Он удалился довольный, что сделал доброе дело и сумел отвязаться от меня без эксцессов. На самом деле ничего нового я не услышал. Неделю назад я уже был на «Суаре иллюзий» Айзенгрима, с моим отцом, Денизой и Лореной, у которой тогда был день рождения. Меня затащили в самую последнюю минуту, и шоу мне совсем не понравилось, хотя я и видел, что сделано оно мастерски. Но меня жутко раздражал сам Магнус Айзенгрим.

Хотите знать почему? Потому что он всех нас дурачил, причем так умело, что большинству это нравилось. Он был мошенником особого рода, он играл на той самой составляющей человеческой доверчивости, которая интересует меня больше всего, — я говорю о желании быть обманутым. Знаете эту безумную ситуацию, лежащую в основе неисчислимых преступлений: один человек так задуривает другому голову, что тот готов поверить в любой обман, снести любое дурное обращение, иногда вплоть до убийства. Обычно это не любовь, а скорее малодушная капитуляция, отказ от всякого здравого смысла.

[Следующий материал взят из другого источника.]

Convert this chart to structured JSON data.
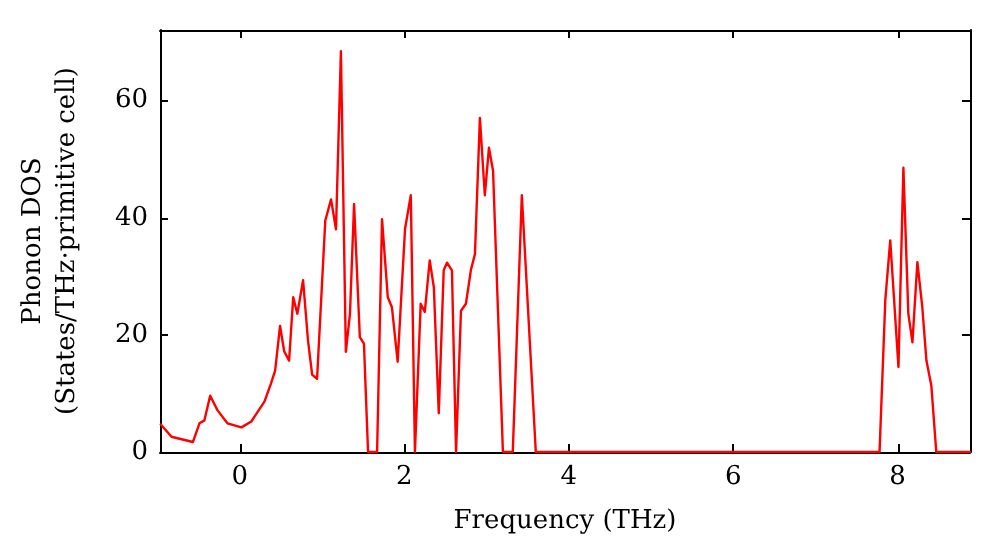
{
  "chart_data": {
    "type": "line",
    "xlabel": "Frequency (THz)",
    "ylabel": "Phonon DOS\n(States/THz·primitive cell)",
    "xlim": [
      -0.97,
      8.88
    ],
    "ylim": [
      0,
      72
    ],
    "xticks": [
      0,
      2,
      4,
      6,
      8
    ],
    "yticks": [
      0,
      20,
      40,
      60
    ],
    "grid": false,
    "marker": "none",
    "line_style": "solid",
    "series": [
      {
        "color": "#ff0000",
        "x": [
          -0.96,
          -0.83,
          -0.57,
          -0.49,
          -0.43,
          -0.36,
          -0.27,
          -0.15,
          0.02,
          0.14,
          0.3,
          0.38,
          0.43,
          0.49,
          0.54,
          0.6,
          0.65,
          0.7,
          0.77,
          0.83,
          0.88,
          0.94,
          1.04,
          1.11,
          1.17,
          1.23,
          1.29,
          1.34,
          1.39,
          1.46,
          1.51,
          1.56,
          1.67,
          1.73,
          1.8,
          1.85,
          1.92,
          2.01,
          2.08,
          2.13,
          2.2,
          2.25,
          2.31,
          2.36,
          2.42,
          2.48,
          2.52,
          2.58,
          2.63,
          2.69,
          2.75,
          2.81,
          2.86,
          2.92,
          2.98,
          3.03,
          3.08,
          3.2,
          3.32,
          3.43,
          3.6,
          7.78,
          7.85,
          7.91,
          8.01,
          8.07,
          8.13,
          8.18,
          8.24,
          8.3,
          8.35,
          8.41,
          8.47,
          8.88
        ],
        "values": [
          4.7,
          2.6,
          1.7,
          4.9,
          5.4,
          9.6,
          7.1,
          4.9,
          4.2,
          5.2,
          8.6,
          11.7,
          13.9,
          21.5,
          17.2,
          15.6,
          26.4,
          23.6,
          29.3,
          19,
          13.2,
          12.5,
          39.5,
          43.1,
          38,
          68.4,
          17.1,
          23.6,
          42.3,
          19.6,
          18.5,
          0,
          0,
          39.7,
          26.4,
          24.7,
          15.4,
          38.1,
          43.8,
          0,
          25.3,
          23.9,
          32.7,
          28.1,
          6.6,
          31,
          32.3,
          31,
          0,
          24.1,
          25.3,
          31,
          33.8,
          57,
          43.8,
          51.9,
          48,
          0,
          0,
          43.8,
          0,
          0,
          25.9,
          36.1,
          14.5,
          48.5,
          23.6,
          18.7,
          32.4,
          24.7,
          15.6,
          11.3,
          0,
          0
        ]
      }
    ]
  }
}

Порой и я становлюсь жертвой этого поветрия, когда слабый клиент решает, что я кудесник и могу творить чудеса в суде. Вы как психоаналитик тоже наверняка с этим сталкивались: люди начинают думать, будто вам под силу распутать все глупости, что они натворили за целую жизнь. В жизни это довольно мощная сила, и тем не менее, насколько мне известно, у нее нет названия…

— Простите, но у нее есть название. Мы зовем это проекцией.

— Да? Никогда не слышал. Ну да как бы оно ни называлось, Айзенгрим пользовался этим в театре на всю катушку и дурачил тысячу двести человек, а те только радовались, что их водят за нос, и просили еще. Мне было противно, а в особенности стало невмоготу, когда началась эта чушь с «Медной головой Роджера Бэкона».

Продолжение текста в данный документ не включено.